I want to understand how to read the parameters in the datasheets, particularly Rdson. When Rdson states:
4.5Vgs
5.0A ID
29mOhms

I thought it meant that 5A at the drain will flow if 4.5V are applied at the gate but I guess that doesn’t really make sense because it also depends how much VDS is.

That’s right - The drain current is actually determined by the load resistance and the supply voltage.

All the figures that you quote are saying is that with 4.5V between gate and source, the MOSFET will be turned fully on and the ‘on’ resistance will be 29mΩ, and that this is with 5A flowing.

OldSteve:
Ralph, you would think that a 1N4007 would be bigger, but in reality a 1N4001 and 1N4007 are the same size, physically

How strange. I have some diodes that are most definitely chunkier than 1N4001s so I had assumed they were of that family just bigger (current and voltage capacity).

As my age progresses trying to read that writing on that tiny, round component is a bit of a challenge even with a strong light and a magnifying glass. Mind you, these diodes are probably 10 20 30 years old and have never been used precisely for the reason I mentioned: too big!

But one day they will come in handy I'm sure.

Ralph_S_Bacon:
How strange. I have some diodes that are most definitely chunkier than 1N4001s so I had assumed they were of that family just bigger (current and voltage capacity).

As my age progresses trying to read that writing on that tiny, round component is a bit of a challenge even with a strong light and a magnifying glass. Mind you, these diodes are probably 10 20 30 years old and have never been used precisely for the reason I mentioned: too big!
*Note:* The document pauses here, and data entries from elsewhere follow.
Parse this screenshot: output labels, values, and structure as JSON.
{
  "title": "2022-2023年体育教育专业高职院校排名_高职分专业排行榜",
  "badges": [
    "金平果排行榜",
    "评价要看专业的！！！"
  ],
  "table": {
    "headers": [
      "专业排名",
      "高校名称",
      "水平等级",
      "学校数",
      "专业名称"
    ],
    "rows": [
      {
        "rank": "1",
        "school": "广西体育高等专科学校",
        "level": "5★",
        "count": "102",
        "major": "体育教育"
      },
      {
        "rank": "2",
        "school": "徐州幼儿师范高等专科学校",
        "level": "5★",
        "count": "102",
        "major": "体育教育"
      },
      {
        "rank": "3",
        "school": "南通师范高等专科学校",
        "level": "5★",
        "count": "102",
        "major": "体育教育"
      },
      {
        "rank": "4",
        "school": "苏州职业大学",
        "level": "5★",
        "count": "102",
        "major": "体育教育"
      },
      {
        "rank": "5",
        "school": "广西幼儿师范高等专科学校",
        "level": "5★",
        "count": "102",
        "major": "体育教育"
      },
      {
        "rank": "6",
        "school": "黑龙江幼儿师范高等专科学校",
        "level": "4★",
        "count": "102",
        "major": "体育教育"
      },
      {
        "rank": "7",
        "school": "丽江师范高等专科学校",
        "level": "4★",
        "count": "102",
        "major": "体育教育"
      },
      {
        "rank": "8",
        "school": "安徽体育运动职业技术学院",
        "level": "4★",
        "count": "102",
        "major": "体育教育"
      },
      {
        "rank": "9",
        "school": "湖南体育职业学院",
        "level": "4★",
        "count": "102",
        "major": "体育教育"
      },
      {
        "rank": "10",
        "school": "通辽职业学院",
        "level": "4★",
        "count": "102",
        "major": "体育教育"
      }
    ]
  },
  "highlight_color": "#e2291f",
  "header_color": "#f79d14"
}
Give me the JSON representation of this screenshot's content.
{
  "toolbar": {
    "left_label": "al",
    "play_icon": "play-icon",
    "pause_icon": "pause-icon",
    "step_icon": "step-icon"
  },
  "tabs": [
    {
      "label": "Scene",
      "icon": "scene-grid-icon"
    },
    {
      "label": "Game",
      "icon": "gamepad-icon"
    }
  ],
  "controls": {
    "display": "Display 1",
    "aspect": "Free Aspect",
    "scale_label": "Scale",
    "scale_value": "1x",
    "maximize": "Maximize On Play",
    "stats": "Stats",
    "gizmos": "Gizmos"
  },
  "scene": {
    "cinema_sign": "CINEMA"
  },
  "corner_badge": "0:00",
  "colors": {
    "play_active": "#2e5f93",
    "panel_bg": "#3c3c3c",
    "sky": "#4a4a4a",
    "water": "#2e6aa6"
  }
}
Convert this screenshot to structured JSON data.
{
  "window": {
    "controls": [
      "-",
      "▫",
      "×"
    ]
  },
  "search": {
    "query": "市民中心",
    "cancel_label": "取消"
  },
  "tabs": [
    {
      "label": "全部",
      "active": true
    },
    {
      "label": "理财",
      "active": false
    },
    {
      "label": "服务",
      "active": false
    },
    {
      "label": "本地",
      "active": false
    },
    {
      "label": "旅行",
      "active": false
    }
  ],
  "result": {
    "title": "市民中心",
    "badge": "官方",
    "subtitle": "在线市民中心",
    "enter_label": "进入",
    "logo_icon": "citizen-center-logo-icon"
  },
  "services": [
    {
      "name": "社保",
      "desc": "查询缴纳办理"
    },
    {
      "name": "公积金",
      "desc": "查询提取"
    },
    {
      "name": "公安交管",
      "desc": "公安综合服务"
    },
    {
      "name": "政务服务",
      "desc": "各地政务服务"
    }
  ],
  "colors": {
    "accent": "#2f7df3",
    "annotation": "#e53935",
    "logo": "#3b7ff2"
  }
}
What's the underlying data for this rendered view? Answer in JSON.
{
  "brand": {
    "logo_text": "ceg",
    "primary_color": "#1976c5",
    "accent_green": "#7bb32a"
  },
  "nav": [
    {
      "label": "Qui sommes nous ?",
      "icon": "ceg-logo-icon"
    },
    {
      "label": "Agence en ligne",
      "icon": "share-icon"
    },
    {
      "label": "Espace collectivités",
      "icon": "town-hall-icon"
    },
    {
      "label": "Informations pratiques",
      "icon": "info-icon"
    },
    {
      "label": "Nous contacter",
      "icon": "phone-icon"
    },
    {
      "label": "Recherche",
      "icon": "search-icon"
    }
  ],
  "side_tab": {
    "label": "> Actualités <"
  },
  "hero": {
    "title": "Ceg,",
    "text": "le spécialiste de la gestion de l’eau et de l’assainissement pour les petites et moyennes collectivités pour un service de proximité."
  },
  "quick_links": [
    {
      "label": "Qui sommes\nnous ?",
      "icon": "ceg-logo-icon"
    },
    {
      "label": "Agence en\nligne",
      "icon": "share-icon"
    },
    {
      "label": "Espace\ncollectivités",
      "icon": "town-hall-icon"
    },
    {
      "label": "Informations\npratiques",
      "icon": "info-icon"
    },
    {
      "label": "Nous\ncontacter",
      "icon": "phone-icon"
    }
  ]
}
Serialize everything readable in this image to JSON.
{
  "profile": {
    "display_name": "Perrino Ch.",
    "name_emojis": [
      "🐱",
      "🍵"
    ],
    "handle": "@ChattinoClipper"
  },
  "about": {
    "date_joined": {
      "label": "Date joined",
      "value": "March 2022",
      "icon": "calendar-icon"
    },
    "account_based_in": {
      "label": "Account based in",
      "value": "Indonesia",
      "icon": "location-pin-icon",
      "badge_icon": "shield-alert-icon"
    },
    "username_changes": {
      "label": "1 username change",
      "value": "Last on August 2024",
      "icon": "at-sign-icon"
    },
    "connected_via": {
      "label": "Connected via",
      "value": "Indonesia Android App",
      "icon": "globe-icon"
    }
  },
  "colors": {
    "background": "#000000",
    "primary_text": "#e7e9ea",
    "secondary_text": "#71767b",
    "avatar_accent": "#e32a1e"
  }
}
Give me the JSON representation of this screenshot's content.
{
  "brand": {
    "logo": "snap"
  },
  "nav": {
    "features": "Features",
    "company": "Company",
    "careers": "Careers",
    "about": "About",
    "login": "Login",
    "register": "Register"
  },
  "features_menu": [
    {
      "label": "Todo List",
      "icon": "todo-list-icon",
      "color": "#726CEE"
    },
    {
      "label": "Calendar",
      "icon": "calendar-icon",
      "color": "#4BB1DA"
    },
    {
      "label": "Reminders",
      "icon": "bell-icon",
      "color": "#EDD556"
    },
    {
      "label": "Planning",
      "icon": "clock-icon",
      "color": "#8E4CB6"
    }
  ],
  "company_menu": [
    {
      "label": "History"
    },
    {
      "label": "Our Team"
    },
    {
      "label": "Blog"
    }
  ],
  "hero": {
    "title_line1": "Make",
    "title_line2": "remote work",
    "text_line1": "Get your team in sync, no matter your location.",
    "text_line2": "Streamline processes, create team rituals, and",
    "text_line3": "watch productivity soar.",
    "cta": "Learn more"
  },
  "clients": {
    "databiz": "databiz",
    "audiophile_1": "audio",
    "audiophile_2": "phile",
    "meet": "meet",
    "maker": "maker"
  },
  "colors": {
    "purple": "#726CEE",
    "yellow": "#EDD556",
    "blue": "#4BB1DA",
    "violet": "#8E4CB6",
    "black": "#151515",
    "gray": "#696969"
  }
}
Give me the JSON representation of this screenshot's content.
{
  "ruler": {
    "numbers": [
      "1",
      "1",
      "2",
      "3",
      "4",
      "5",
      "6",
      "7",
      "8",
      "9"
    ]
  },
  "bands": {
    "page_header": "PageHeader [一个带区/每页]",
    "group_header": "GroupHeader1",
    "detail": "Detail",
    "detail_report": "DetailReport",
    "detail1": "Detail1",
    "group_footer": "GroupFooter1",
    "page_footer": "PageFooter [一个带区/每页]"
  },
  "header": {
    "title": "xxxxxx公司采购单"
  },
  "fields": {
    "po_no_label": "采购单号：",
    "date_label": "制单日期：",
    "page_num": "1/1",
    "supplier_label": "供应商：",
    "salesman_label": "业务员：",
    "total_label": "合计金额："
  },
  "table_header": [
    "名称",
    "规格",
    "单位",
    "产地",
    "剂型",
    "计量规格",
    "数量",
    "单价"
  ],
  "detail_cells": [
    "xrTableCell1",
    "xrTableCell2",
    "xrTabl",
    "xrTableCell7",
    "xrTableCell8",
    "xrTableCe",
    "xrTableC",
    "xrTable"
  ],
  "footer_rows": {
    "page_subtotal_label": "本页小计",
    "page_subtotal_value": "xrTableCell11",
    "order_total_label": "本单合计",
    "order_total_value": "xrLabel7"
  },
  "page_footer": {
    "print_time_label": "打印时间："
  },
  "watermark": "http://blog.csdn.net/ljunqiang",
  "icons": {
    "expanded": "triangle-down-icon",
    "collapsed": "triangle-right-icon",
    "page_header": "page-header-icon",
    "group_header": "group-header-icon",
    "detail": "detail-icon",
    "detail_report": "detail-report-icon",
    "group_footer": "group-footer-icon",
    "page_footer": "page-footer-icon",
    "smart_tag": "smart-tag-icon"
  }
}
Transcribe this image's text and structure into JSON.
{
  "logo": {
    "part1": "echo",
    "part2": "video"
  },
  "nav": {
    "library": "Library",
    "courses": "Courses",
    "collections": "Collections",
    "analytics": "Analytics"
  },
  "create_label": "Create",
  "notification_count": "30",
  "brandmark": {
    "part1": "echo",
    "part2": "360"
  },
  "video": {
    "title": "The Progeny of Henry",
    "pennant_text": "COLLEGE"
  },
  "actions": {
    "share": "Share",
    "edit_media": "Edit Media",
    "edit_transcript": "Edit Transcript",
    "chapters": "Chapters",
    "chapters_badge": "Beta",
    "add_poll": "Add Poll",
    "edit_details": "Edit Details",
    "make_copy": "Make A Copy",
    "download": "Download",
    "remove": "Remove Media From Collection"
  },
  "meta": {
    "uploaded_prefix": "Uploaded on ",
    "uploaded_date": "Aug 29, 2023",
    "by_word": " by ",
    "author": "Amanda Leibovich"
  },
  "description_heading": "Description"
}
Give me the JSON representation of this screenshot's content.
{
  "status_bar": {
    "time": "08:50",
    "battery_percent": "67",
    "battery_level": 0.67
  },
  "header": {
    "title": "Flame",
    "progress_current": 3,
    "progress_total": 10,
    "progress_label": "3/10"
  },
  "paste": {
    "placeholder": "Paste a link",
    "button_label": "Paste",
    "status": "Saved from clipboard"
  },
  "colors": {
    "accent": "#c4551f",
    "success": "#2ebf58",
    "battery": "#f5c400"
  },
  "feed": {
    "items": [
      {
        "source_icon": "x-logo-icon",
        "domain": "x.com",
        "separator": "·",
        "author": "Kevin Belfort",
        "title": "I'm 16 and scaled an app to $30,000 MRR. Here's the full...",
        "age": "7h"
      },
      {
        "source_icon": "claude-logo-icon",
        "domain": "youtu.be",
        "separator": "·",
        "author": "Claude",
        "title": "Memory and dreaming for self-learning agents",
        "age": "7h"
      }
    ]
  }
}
But one day they will come in handy I'm sure.

Yeah Ralph, I know what you mean. My eyesight is going down the drain too. Those diodes might be 1N540x series - 3A. I have a few of them sitting here too, but rarely need to use them.

Edit: I put everything in labelled bags as soon as they arrive these days, so I don't have to try to read labels/colour codes very often. And if I have any doubt with a resistor, instead of trying to 'read' it, I grab the DMM now.